Friday, July 6, 2012

Women of the OT: Rachel & Leah


If we think family life can be a complicated affair in these times, the Old Testament can always seem to go one better. The story of Leah and Rachel is a complex tale of sisterhood, displaying a kaleidoscope of emotions, sandwiched between the more brotherly tales of Esau and Jacob and Joseph and his brothers. Often, it is simply seen as a tale of rivalry and bitterness between two women, but it is not so simple. It is one of love and resentment; jealousy and deception; loyalty and betrayal. Much more lies behind the tale than one would think at first glance.

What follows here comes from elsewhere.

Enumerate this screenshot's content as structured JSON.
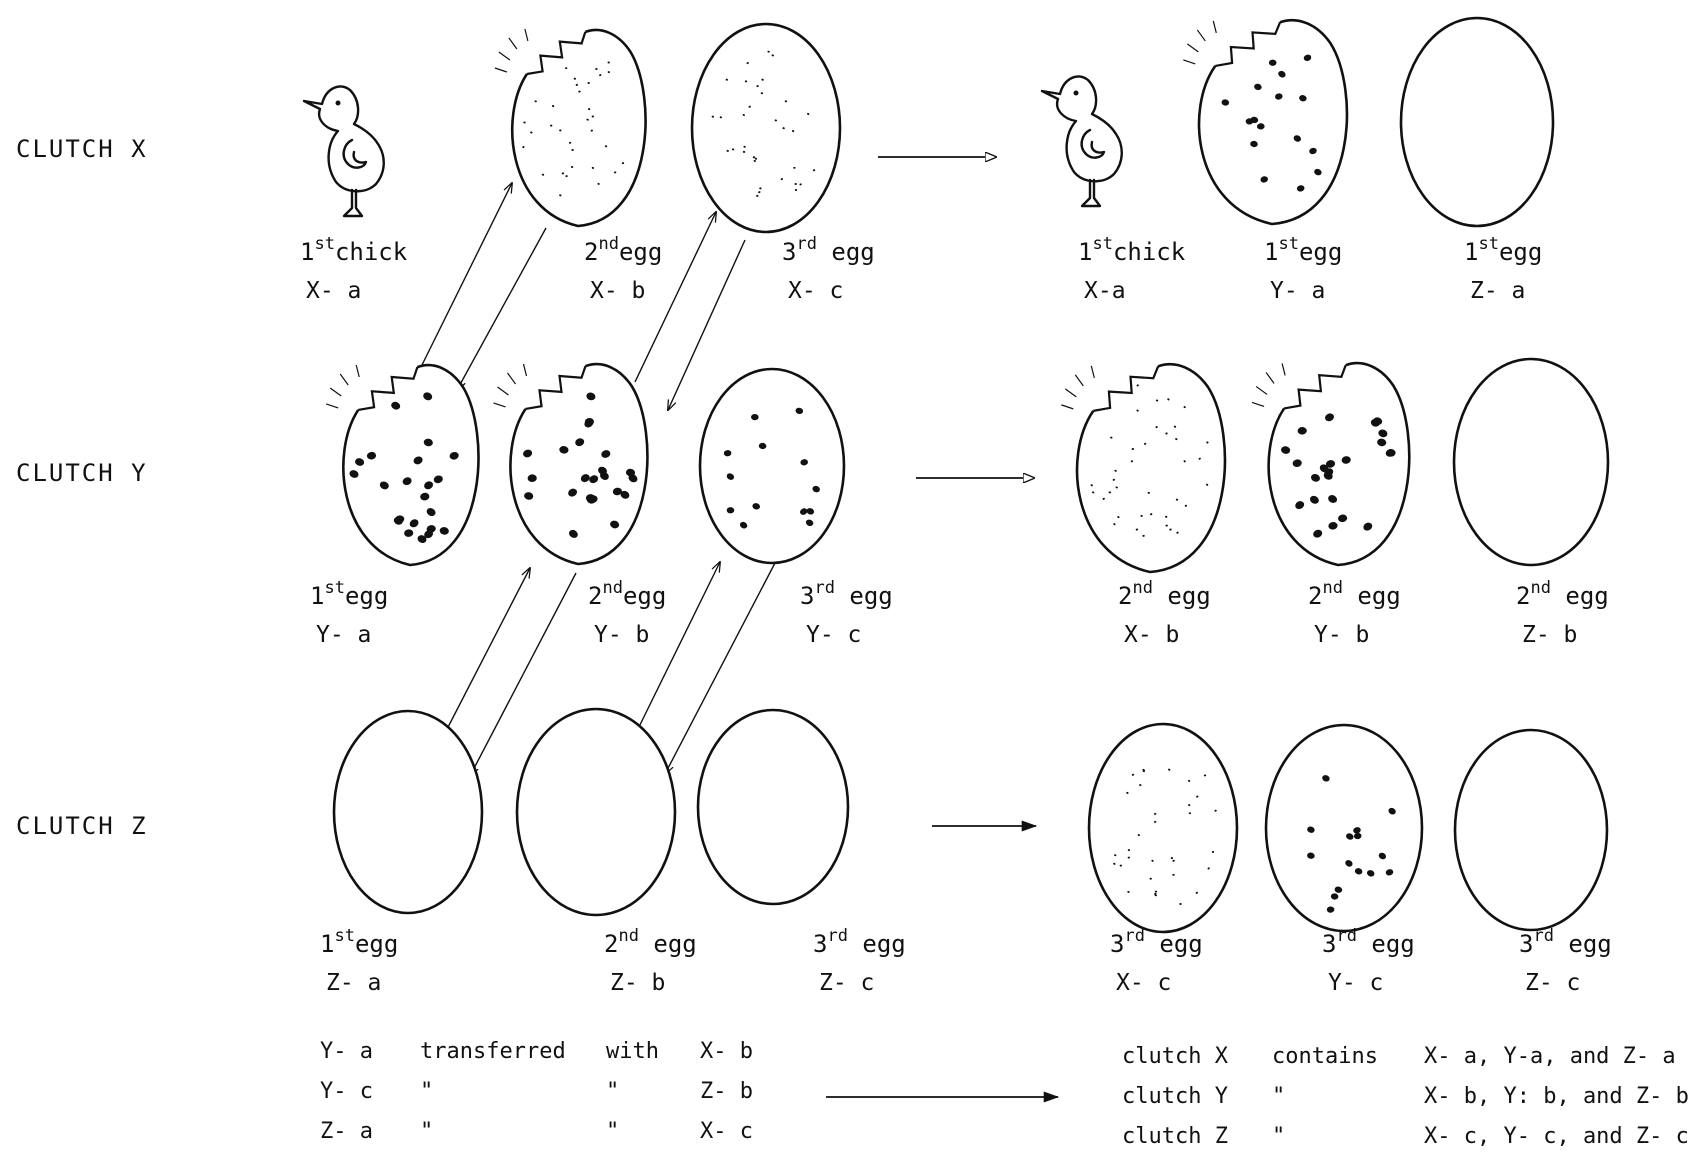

We meet Rachel and Leah following the journey of Jacob to Haran. Jacob had followed the instructions of his mother, Rebekah, to leave the family and go to the house of her brother Laban, as a result of Jacob’s deception of Esau, his brother, and the disquiet that followed upon it. Arriving in Haran, Jacob first met Rachel at a well, and immediately fell in love with her. After a month working for her father, Jacob asked for Rachel’s hand, and this was agreed providing Jacob worked for Laban for a period of seven years. This he did, and then asked for his wife. Jacob, the deceiver of Esau, then became the deceived. With the complicity of the sisters, Laban substituted Leah for Rachel at the wedding ceremony. Leah was Rachel’s elder sister, and though Rachel loved Jacob very much, she did not frustrate the deception. When the morning after the wedding came, Jacob realised he had been deceived and confronted Laban. Laban claimed that though it was a deception it was justified, as Leah was his eldest, and pledged Rachel as a second wife if only Jacob would remain in his service for another seven years. This was agreed and after a week Jacob married Rachel and worked on for Laban.

Jacob’s love for Rachel was all too evident, and Leah felt betrayed by God but determined to win the love of her husband. God ‘opened Leah’s womb’ and she bore Jacob four son’s in succession; Reuben, Simeon, Levi and Judah. Rachel could not conceive, and in her jealousy, she gave her handmaid, Bilhah, to Jacob as a surrogate, and Bilhah bore Dan and Naphtali. Leah then did likewise, giving her handmaid Zilpah, who gave birth to Gad and Asher. Leah then became fertile again and gave birth to Issachar, Zebulun, and Dinah, Jacob's first and only daughter. Only after many years without fertility did God grant Rachel two sons, Joseph and Benjamin – the latter would be the cause of her death in childbirth on the road back to Canaan. Of all the children, Rachel's son Joseph was Jacob’s favourite, and destined to be the leader of Israel's tribes between exile and nationhood.



Though much evidently passed between the two sisters, a closer reading of the text shows more depth and subtlety in the relationship than might be immediately apparent. Each sister, though bearing their share of frustrations and disappointments remain loyal to Jacob and each other.  Jacob involves them both in the decisions on their future, such as the return to Canaan, and each shows an eagerness to grow in spiritual matters and draw closer to God. It is easy to dismiss the sisters’ eagerness to bear Jacob sons as mere rivalry, but that would be to judge too harshly. Both wanted the love of their husband, not to the exclusion of each other; both wanted to secure his love and the future of their people through their offspring; both were prepared to help each other in doing so and thus aimed at drawing closer to God in matters spiritual and in securing the future of Israel.  To present a clear-cut analysis of the Rachel and Leah’s motivations and intentions throughout their lives could easily be misleading; to do so would miss the point that God is working through all the confusion and turmoil we may often associate with family life.

1 comment:

  1. I have always thought that the Old Testament's description of family in all its messiness and passion was far more useful than the way the Holy Family has been portrayed in Catholicism, as a holy card of unreal virtue: a virginal mother, a celibate foster father and a divine-human child.